Iraq plays a rich and vital contribution to Christian history, and after Israel, Iraq has the most biblical history of any other country in the world.[2] The patriarch Abraham was from Ur, in southern Iraq, modern day Nasiriya, and Rebecca was from northwestern Iraq, in Assyria. Additionally, Daniel lived in Iraq most of his life. The prophet Ezekiel was from southern Iraq and his shrine is located there. Shrines of the prophet Jonah and Saint George are also located there, and various other biblical prophets and saints are said to have been originally from there as well. Adam and Eve are also widely thought to have hailed from Iraq, as the biblical Garden of Eden is largely attributed to have been located in southern Iraq.[2][3]

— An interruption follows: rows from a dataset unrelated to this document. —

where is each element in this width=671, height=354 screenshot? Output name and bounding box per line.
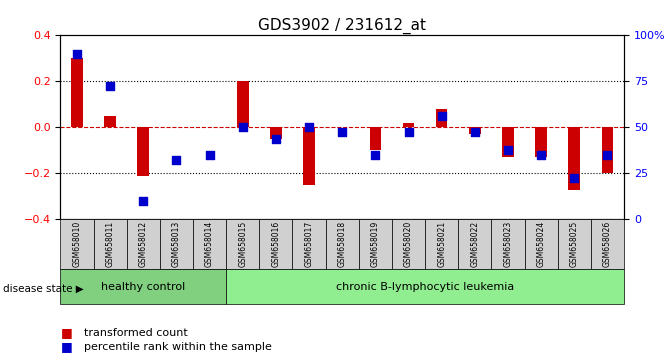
Text: GSM658016: GSM658016 <box>271 221 280 267</box>
Bar <box>436 109 448 127</box>
Text: GSM658023: GSM658023 <box>503 221 513 267</box>
Text: ■: ■ <box>60 341 72 353</box>
Text: GSM658022: GSM658022 <box>470 221 479 267</box>
Bar <box>237 81 248 127</box>
Text: GSM658011: GSM658011 <box>105 221 115 267</box>
Text: GSM658020: GSM658020 <box>404 221 413 267</box>
FancyBboxPatch shape <box>525 219 558 269</box>
Point <box>436 113 447 119</box>
Text: ■: ■ <box>60 326 72 339</box>
Text: transformed count: transformed count <box>84 328 188 338</box>
FancyBboxPatch shape <box>325 219 359 269</box>
Text: disease state ▶: disease state ▶ <box>3 284 84 293</box>
Text: GSM658019: GSM658019 <box>371 221 380 267</box>
Text: GSM658010: GSM658010 <box>72 221 81 267</box>
FancyBboxPatch shape <box>458 219 491 269</box>
Point <box>105 83 115 89</box>
Bar <box>270 127 282 139</box>
Bar <box>403 123 414 127</box>
Bar <box>370 127 381 150</box>
Bar <box>71 58 83 127</box>
Point <box>171 157 182 162</box>
Point <box>138 198 149 204</box>
Text: GSM658014: GSM658014 <box>205 221 214 267</box>
FancyBboxPatch shape <box>293 219 325 269</box>
Point <box>337 129 348 135</box>
Text: chronic B-lymphocytic leukemia: chronic B-lymphocytic leukemia <box>336 282 514 292</box>
Text: GSM658017: GSM658017 <box>305 221 313 267</box>
Point <box>470 129 480 135</box>
FancyBboxPatch shape <box>425 219 458 269</box>
Bar <box>535 127 547 157</box>
Point <box>270 136 281 142</box>
Point <box>72 51 83 57</box>
Point <box>204 152 215 158</box>
Title: GDS3902 / 231612_at: GDS3902 / 231612_at <box>258 18 426 34</box>
FancyBboxPatch shape <box>160 219 193 269</box>
FancyBboxPatch shape <box>491 219 525 269</box>
Bar <box>303 127 315 185</box>
FancyBboxPatch shape <box>226 219 259 269</box>
FancyBboxPatch shape <box>60 219 93 269</box>
Text: percentile rank within the sample: percentile rank within the sample <box>84 342 272 352</box>
FancyBboxPatch shape <box>127 219 160 269</box>
FancyBboxPatch shape <box>93 219 127 269</box>
FancyBboxPatch shape <box>226 269 624 304</box>
Text: GSM658018: GSM658018 <box>338 221 347 267</box>
FancyBboxPatch shape <box>392 219 425 269</box>
Text: GSM658015: GSM658015 <box>238 221 247 267</box>
Point <box>370 152 380 158</box>
Text: GSM658021: GSM658021 <box>437 221 446 267</box>
FancyBboxPatch shape <box>359 219 392 269</box>
Point <box>535 152 546 158</box>
Bar <box>104 116 116 127</box>
Text: GSM658012: GSM658012 <box>139 221 148 267</box>
Bar <box>568 127 580 190</box>
Bar <box>602 127 613 173</box>
FancyBboxPatch shape <box>558 219 591 269</box>
Text: GSM658024: GSM658024 <box>537 221 546 267</box>
Bar <box>502 127 514 157</box>
Text: GSM658013: GSM658013 <box>172 221 181 267</box>
Point <box>602 152 613 158</box>
Text: GSM658025: GSM658025 <box>570 221 579 267</box>
Point <box>403 129 414 135</box>
Point <box>238 125 248 130</box>
Point <box>569 175 580 181</box>
FancyBboxPatch shape <box>591 219 624 269</box>
Text: healthy control: healthy control <box>101 282 185 292</box>
Point <box>503 148 513 153</box>
Text: GSM658026: GSM658026 <box>603 221 612 267</box>
Point <box>304 125 315 130</box>
FancyBboxPatch shape <box>193 219 226 269</box>
FancyBboxPatch shape <box>259 219 293 269</box>
FancyBboxPatch shape <box>60 269 226 304</box>
Bar <box>469 127 480 134</box>
Bar <box>138 127 149 176</box>
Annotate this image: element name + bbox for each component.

Prior to the Gulf War in 1991, Christians numbered one million in Iraq.[4] This may be an undercount by half as seen in the 1987 census numbers. The Ba’athist rule under Saddam Hussein kept anti-Christian violence under control but subjected some to "relocation programmes".[4] Under this regime, the predominantly ethnically and linguistically distinct Assyrian people were pressured to identify as Arabs. The Christian population fell to an estimated 800,000 during the 2003 Iraq War.[4]
During the 2013–2017 Iraq War, with ISIS rapidly sweeping through Iraq's western lands, Christian Assyrians and Armenians fled as they feared persecution by the terrorist organisation, as they were to ‘execute’ any person who did not believe in their Sunni sect. Thousands of Iraqi Christians fled to Baghdad, the nation's capital, where they found refuge and adequate housing, some of whom have chosen to make Baghdad their new permanent home following the full defeat of ISIS in Iraq.[5] Thousands have also fled to other parts of southern Iraq, such as the Shia-majority city of Najaf which housed thousands of Christians in holy Islamic shrines once they fled from ISIS, which sought to exterminate them.[6] A large population have also returned to their homes en masse following the defeat of ISIS and were able to celebrate Christian festivals of Christmas and Easter in safety with the protection of the Assyrian Nineveh Plain Protection Units and its allies.[7][8]
The current number of Christians of Iraq is said to be at around 500,000, according to the EU Research Services on minorities in Iraq,[9] although numbers vary from source to source due to the last Iraqi census having taken place more than 30 years ago. A census is scheduled to take place in 2020 in which the numbers of Christians in Iraq will be clarified.[10][9]